Where shall I start?! It’s easier to talk about the macro-level and I know it’s wrong to generalize, but I have been learning that German people love statistics and facts; so, if we look at the Germany’s Gender Equality Index, for example, we find out that scores only 51,6. In a range of 1-100, where 1 is absolute inequality and 100 is absolute equality between women and men, it’s clear that in few aspects men and women are not having the exact same opportunities. In Germany women are strikingly behind in the sub-domain of economic power, with no one single women member of Central Banks (whereas they are 18% at the EU level) and only 13% of women members of boards. (BTW, still against quotas?)
I’m always prompt to also share how gender discrimination affects men negatively too, because it’s true that there is a tendency to focus mainly on the women’s situation when talking about gender inequality. And even though it’s clear that women share, in general, worse conditions and positions in society than men, gender stereotypes, expectations and mandates are limiting and detrimental to all human beings, both women and men. Compulsory enrolment in the army for men is a classic example of such gender-based discrimination that affects negatively lives of thousands of men worldwide. Or when we analyze the cause of death by sex worldwide, we see that 84% of people dying due to collective violence or legal interventions are men; or that men represent 71% of those dying from injuries; and that even though violence against women is a dramatic world spread phenomenon, 81% of people dying due to interpersonal violence (i.e. fights) are men. This is related to gender socialization, and the idea and expectation that “manly” means being brave, courageous, reckless and violent.
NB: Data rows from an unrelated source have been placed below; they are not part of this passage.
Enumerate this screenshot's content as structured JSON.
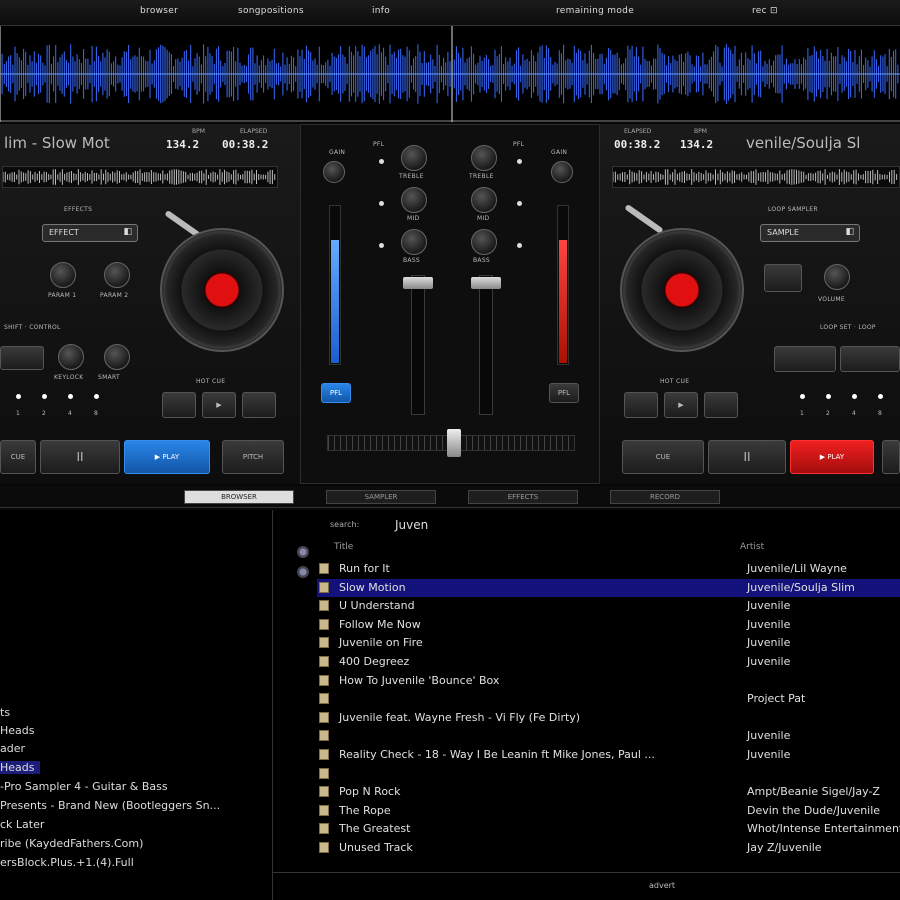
{
  "topbar": {
    "items": [
      "browser",
      "songpositions",
      "info",
      "remaining mode",
      "rec ⊡"
    ]
  },
  "deck_left": {
    "title": "lim - Slow Mot",
    "bpm_label": "BPM",
    "bpm": "134.2",
    "elapsed_label": "ELAPSED",
    "elapsed": "00:38.2",
    "effects_label": "EFFECTS",
    "effect_selected": "EFFECT",
    "param1_label": "PARAM 1",
    "param2_label": "PARAM 2",
    "control_label": "SHIFT · CONTROL",
    "keylock_label": "KEYLOCK",
    "smart_label": "SMART",
    "hotcue_label": "HOT CUE",
    "cue_label": "CUE",
    "pause_label": "II",
    "play_label": "▶ PLAY",
    "pitch_label": "PITCH",
    "loop_values": [
      "1",
      "2",
      "4",
      "8"
    ]
  },
  "deck_right": {
    "title": "venile/Soulja Sl",
    "bpm_label": "BPM",
    "bpm": "134.2",
    "elapsed_label": "ELAPSED",
    "elapsed": "00:38.2",
    "sampler_label": "LOOP SAMPLER",
    "sampler_selected": "SAMPLE",
    "volume_label": "VOLUME",
    "loop_label": "LOOP SET · LOOP",
    "hotcue_label": "HOT CUE",
    "cue_label": "CUE",
    "pause_label": "II",
    "play_label": "▶ PLAY",
    "loop_values": [
      "1",
      "2",
      "4",
      "8"
    ]
  },
  "mixer": {
    "gain_label": "GAIN",
    "treble_label": "TREBLE",
    "mid_label": "MID",
    "bass_label": "BASS",
    "pfl_label": "PFL",
    "level_left": 0.78,
    "level_right": 0.78
  },
  "tabs": [
    "browser",
    "sampler",
    "effects",
    "record"
  ],
  "folders": [
    "ts",
    "Heads",
    "ader",
    "Heads",
    "-Pro Sampler 4 - Guitar & Bass",
    "Presents - Brand New (Bootleggers Sn...",
    "ck Later",
    "ribe (KaydedFathers.Com)",
    "ersBlock.Plus.+1.(4).Full"
  ],
  "browser": {
    "search_label": "search:",
    "search_value": "Juven",
    "col_title": "Title",
    "col_artist": "Artist",
    "rows": [
      {
        "title": "Run for It",
        "artist": "Juvenile/Lil Wayne"
      },
      {
        "title": "Slow Motion",
        "artist": "Juvenile/Soulja Slim"
      },
      {
        "title": "U Understand",
        "artist": "Juvenile"
      },
      {
        "title": "Follow Me Now",
        "artist": "Juvenile"
      },
      {
        "title": "Juvenile on Fire",
        "artist": "Juvenile"
      },
      {
        "title": "400 Degreez",
        "artist": "Juvenile"
      },
      {
        "title": "How To Juvenile 'Bounce' Box",
        "artist": ""
      },
      {
        "title": "",
        "artist": "Project Pat"
      },
      {
        "title": "Juvenile feat. Wayne Fresh - Vi Fly (Fe Dirty)",
        "artist": ""
      },
      {
        "title": "",
        "artist": "Juvenile"
      },
      {
        "title": "Reality Check - 18 - Way I Be Leanin ft Mike Jones, Paul ...",
        "artist": "Juvenile"
      },
      {
        "title": "",
        "artist": ""
      },
      {
        "title": "Pop N Rock",
        "artist": "Ampt/Beanie Sigel/Jay-Z"
      },
      {
        "title": "The Rope",
        "artist": "Devin the Dude/Juvenile"
      },
      {
        "title": "The Greatest",
        "artist": "Whot/Intense Entertainment"
      },
      {
        "title": "Unused Track",
        "artist": "Jay Z/Juvenile"
      }
    ],
    "selected_index": 1,
    "status": "advert"
  },
  "colors": {
    "accent_blue": "#2a86e8",
    "accent_red": "#e01010",
    "selection": "#12127a"
  }
}
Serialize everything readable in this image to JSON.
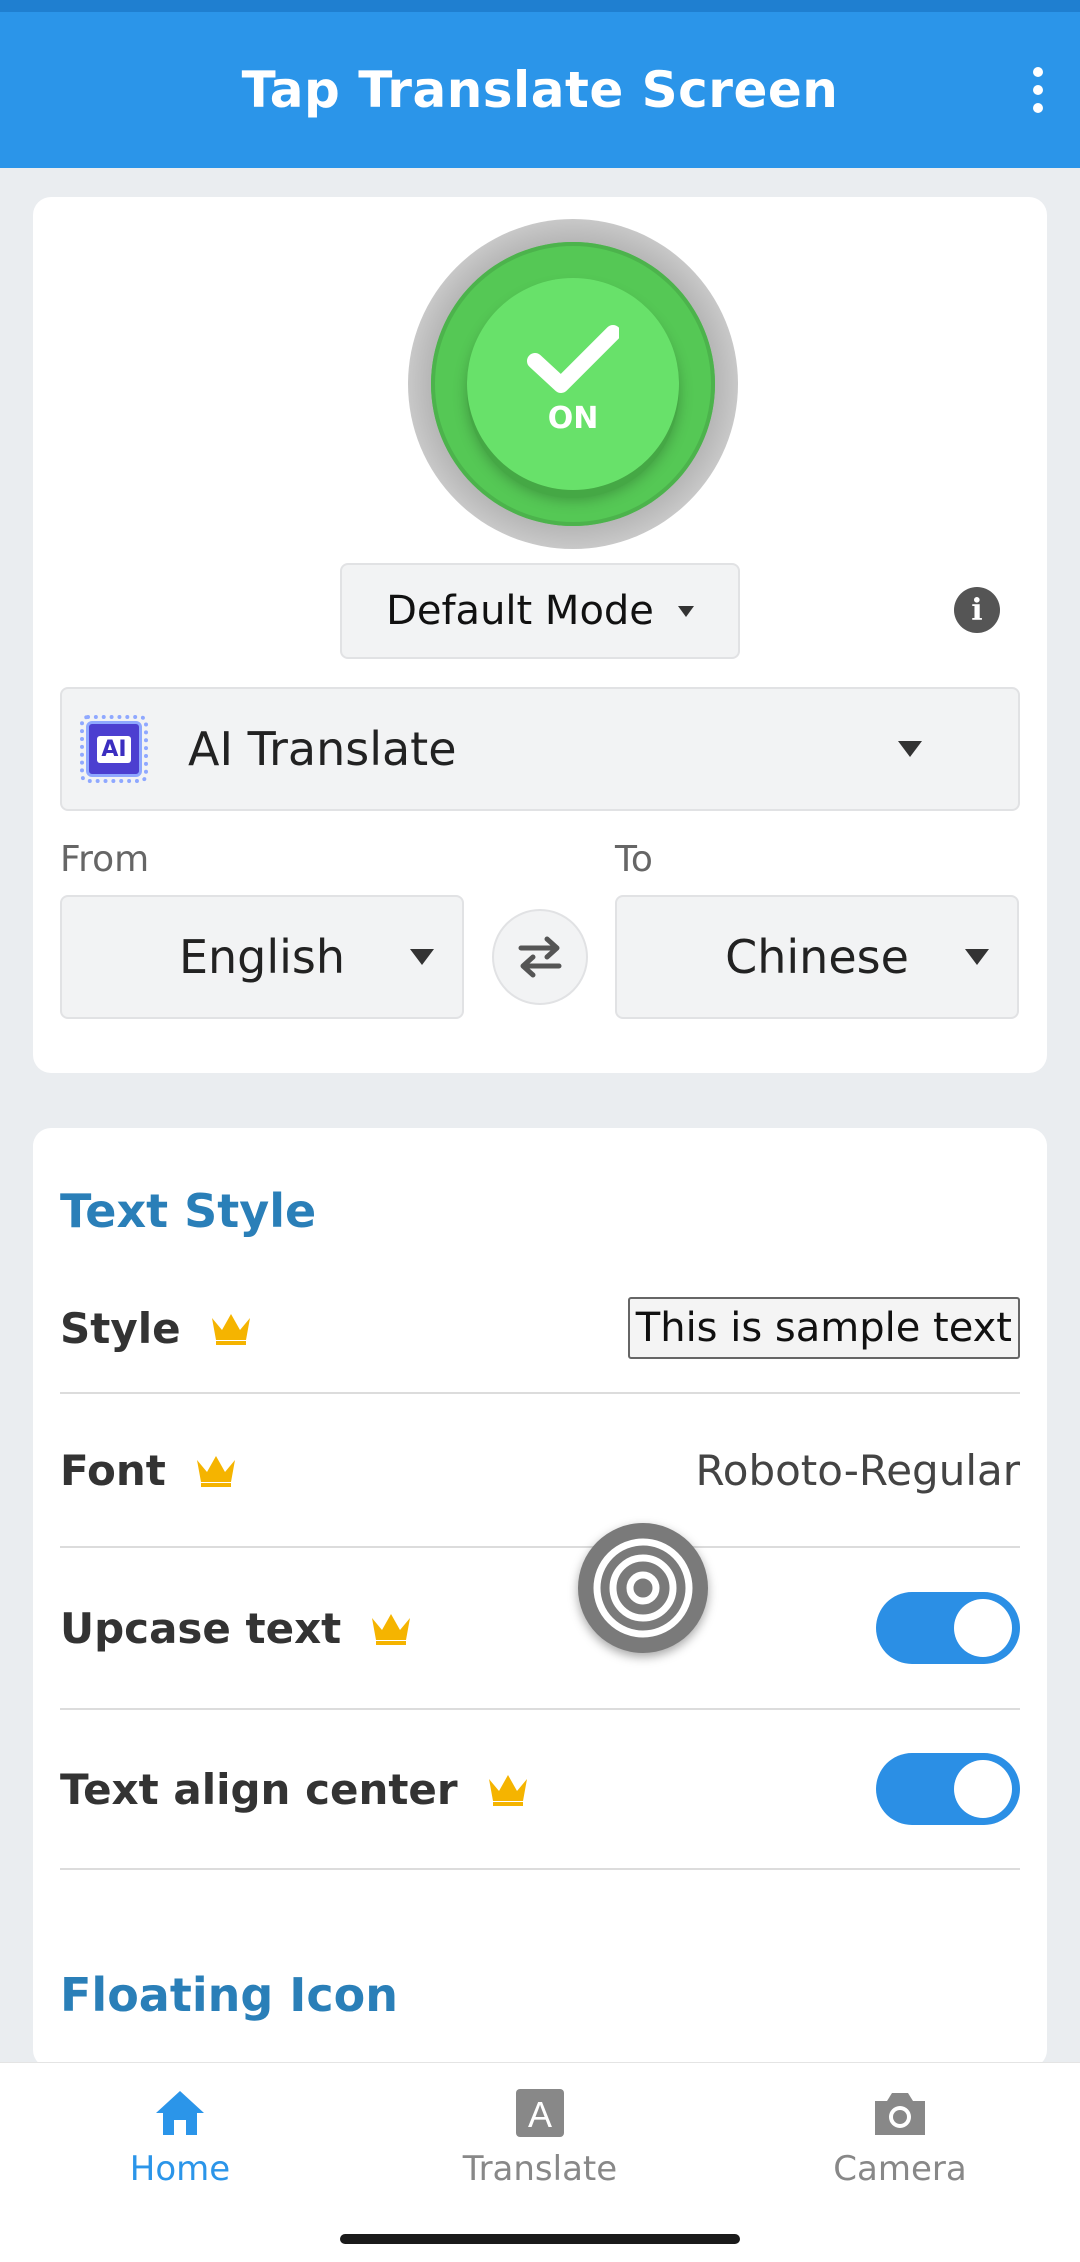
{
  "app_bar": {
    "title": "Tap Translate Screen"
  },
  "power": {
    "label": "ON"
  },
  "mode": {
    "selected": "Default Mode"
  },
  "info": {
    "glyph": "i"
  },
  "engine": {
    "chip_text": "AI",
    "selected": "AI Translate"
  },
  "languages": {
    "from_caption": "From",
    "from_value": "English",
    "to_caption": "To",
    "to_value": "Chinese"
  },
  "text_style": {
    "title": "Text Style",
    "style_label": "Style",
    "style_sample": "This is sample text",
    "font_label": "Font",
    "font_value": "Roboto-Regular",
    "upcase_label": "Upcase text",
    "upcase_on": true,
    "align_label": "Text align center",
    "align_on": true
  },
  "floating_icon": {
    "title": "Floating Icon"
  },
  "bottom_nav": {
    "items": [
      {
        "label": "Home",
        "active": true
      },
      {
        "label": "Translate",
        "active": false
      },
      {
        "label": "Camera",
        "active": false
      }
    ]
  },
  "colors": {
    "app_bar": "#2b95e9",
    "accent_title": "#2a7fb8",
    "power_green": "#68e16a",
    "toggle_on": "#2b8fe5",
    "crown": "#f5b400"
  },
  "icons": {
    "menu": "more-vert-icon",
    "power": "check-icon",
    "info": "info-icon",
    "engine": "ai-chip-icon",
    "swap": "swap-icon",
    "premium": "crown-icon",
    "float": "target-icon",
    "home": "home-icon",
    "translate": "translate-icon",
    "camera": "camera-icon"
  }
}
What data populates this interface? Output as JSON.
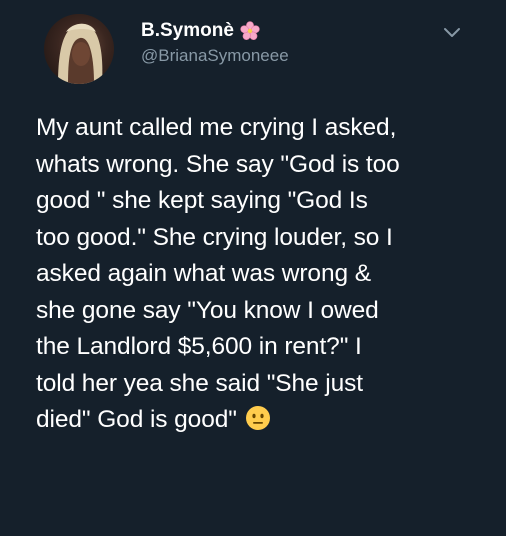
{
  "user": {
    "display_name": "B.Symonè",
    "handle": "@BrianaSymoneee",
    "name_badge_icon": "cherry-blossom-icon",
    "avatar_icon": "profile-photo"
  },
  "menu": {
    "icon": "chevron-down-icon"
  },
  "tweet": {
    "lines": [
      "My aunt called me crying I asked,",
      "whats wrong.  She say \"God is too",
      "good \" she kept saying \"God Is",
      "too good.\" She crying louder, so I",
      "asked again what was wrong &",
      "she gone say \"You know I owed",
      "the Landlord $5,600 in rent?\" I",
      "told her yea she said \"She just",
      "died\" God is good\""
    ],
    "trailing_emoji": "neutral-face-emoji-icon"
  },
  "colors": {
    "background": "#15202b",
    "text": "#ffffff",
    "secondary": "#8899a6"
  }
}
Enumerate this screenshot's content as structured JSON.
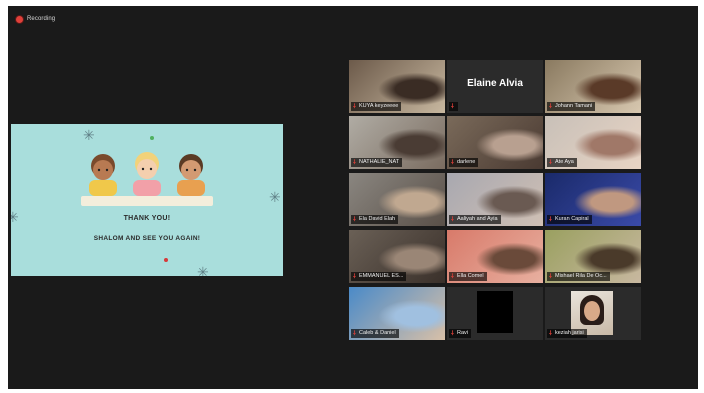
{
  "recording": {
    "label": "Recording",
    "dot_color": "#e0403a"
  },
  "slide": {
    "title": "THANK YOU!",
    "subtitle": "SHALOM AND SEE YOU AGAIN!",
    "background": "#a9dedc"
  },
  "participants": [
    {
      "name": "KUYA keyzeeee",
      "muted": true,
      "video": [
        "#6c5a4a",
        "#c8b8a0",
        "#3a2c24"
      ]
    },
    {
      "name": "Elaine Alvia",
      "muted": false,
      "video_off": true
    },
    {
      "name": "Johann Tamani",
      "muted": true,
      "video": [
        "#8a7a60",
        "#d8c8b0",
        "#5a3a28"
      ]
    },
    {
      "name": "NATHALIE_NAT",
      "muted": true,
      "video": [
        "#b0aca4",
        "#7a6c60",
        "#4a3c34"
      ]
    },
    {
      "name": "darlene",
      "muted": false,
      "video": [
        "#7a6a5a",
        "#4a3a32",
        "#b8a090"
      ]
    },
    {
      "name": "Ate Aya",
      "muted": true,
      "video": [
        "#c8c0b8",
        "#e8d4c4",
        "#a07868"
      ]
    },
    {
      "name": "Ela David Elah",
      "muted": true,
      "video": [
        "#8a8680",
        "#5a5048",
        "#c0a890"
      ]
    },
    {
      "name": "Aaliyah and Ayia",
      "muted": true,
      "video": [
        "#a8a8b0",
        "#d0c0b4",
        "#6a5a52"
      ]
    },
    {
      "name": "Kuran Capiral",
      "muted": true,
      "video": [
        "#1a2a6a",
        "#3a4aa8",
        "#c09880"
      ]
    },
    {
      "name": "EMMANUEL ES...",
      "muted": true,
      "video": [
        "#6a6056",
        "#3a302a",
        "#9a8676"
      ]
    },
    {
      "name": "Ella Comel",
      "muted": false,
      "active": true,
      "video": [
        "#d87a6a",
        "#e8b0a0",
        "#6a4a3a"
      ]
    },
    {
      "name": "Mishael Rila De Oc...",
      "muted": true,
      "video": [
        "#9aa060",
        "#c8b8a0",
        "#4a3a2a"
      ]
    },
    {
      "name": "Caleb & Daniel",
      "muted": true,
      "video": [
        "#4a8ac8",
        "#d8c0a8",
        "#a0c0e0"
      ]
    },
    {
      "name": "Ravi",
      "muted": true,
      "blackbox": true
    },
    {
      "name": "keziah jarisi",
      "muted": true,
      "portrait": true
    }
  ]
}
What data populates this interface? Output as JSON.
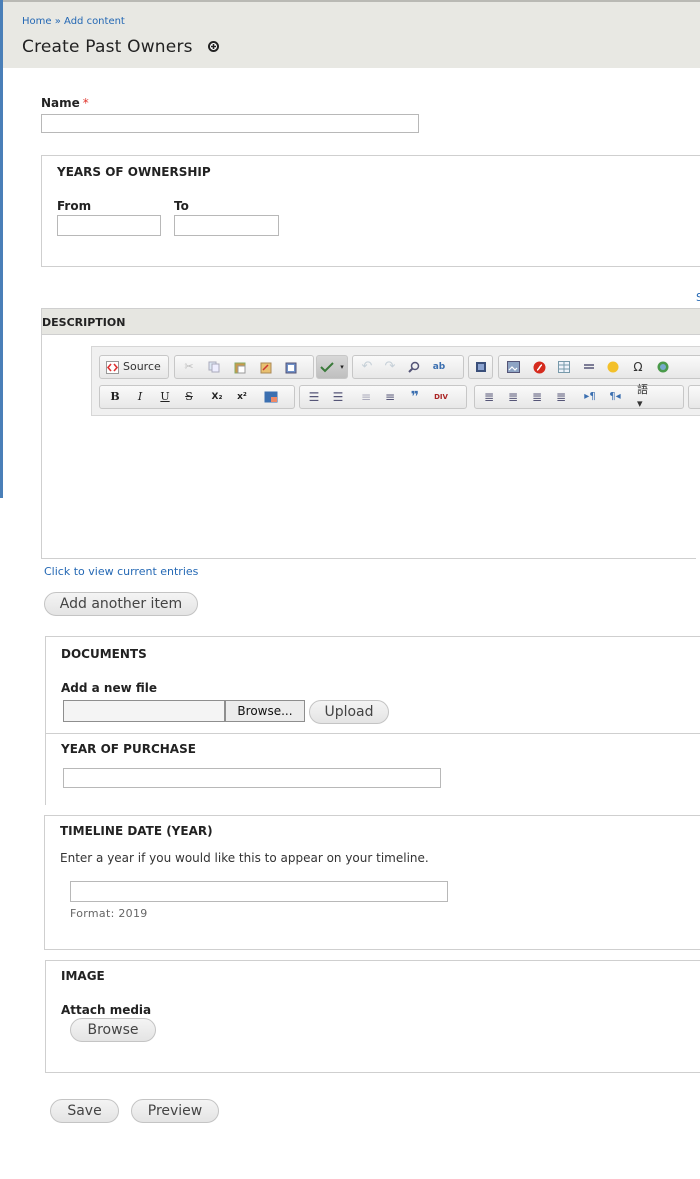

But I’m much more interested in the micro-level; in those micro-machismos we suffer (and sometimes even perpetuate) day by day. And that’s where you find the hard-core of sexism and patriarchy: in those ideas, assumptions, mandates, expectations,… that are so internalized that you are not even aware of. I decide I’ll wait until some micro-machismo pops up (they normally always do), and then discuss it from there; will be easier to understand.
Anyway, the conversation took other paths –people tend to avoid ‘boring topics’ like fundamental human rights and justice-: we were talking over her pregnancy, some other classical questions like ‘How’s it going? Are you feeling ok? Do you have morning sick’s?’, etc,.. and she says:
– Actually, I’m having a great pregnancy! No morning sick’s, anything. Is for sure, it’s a boy.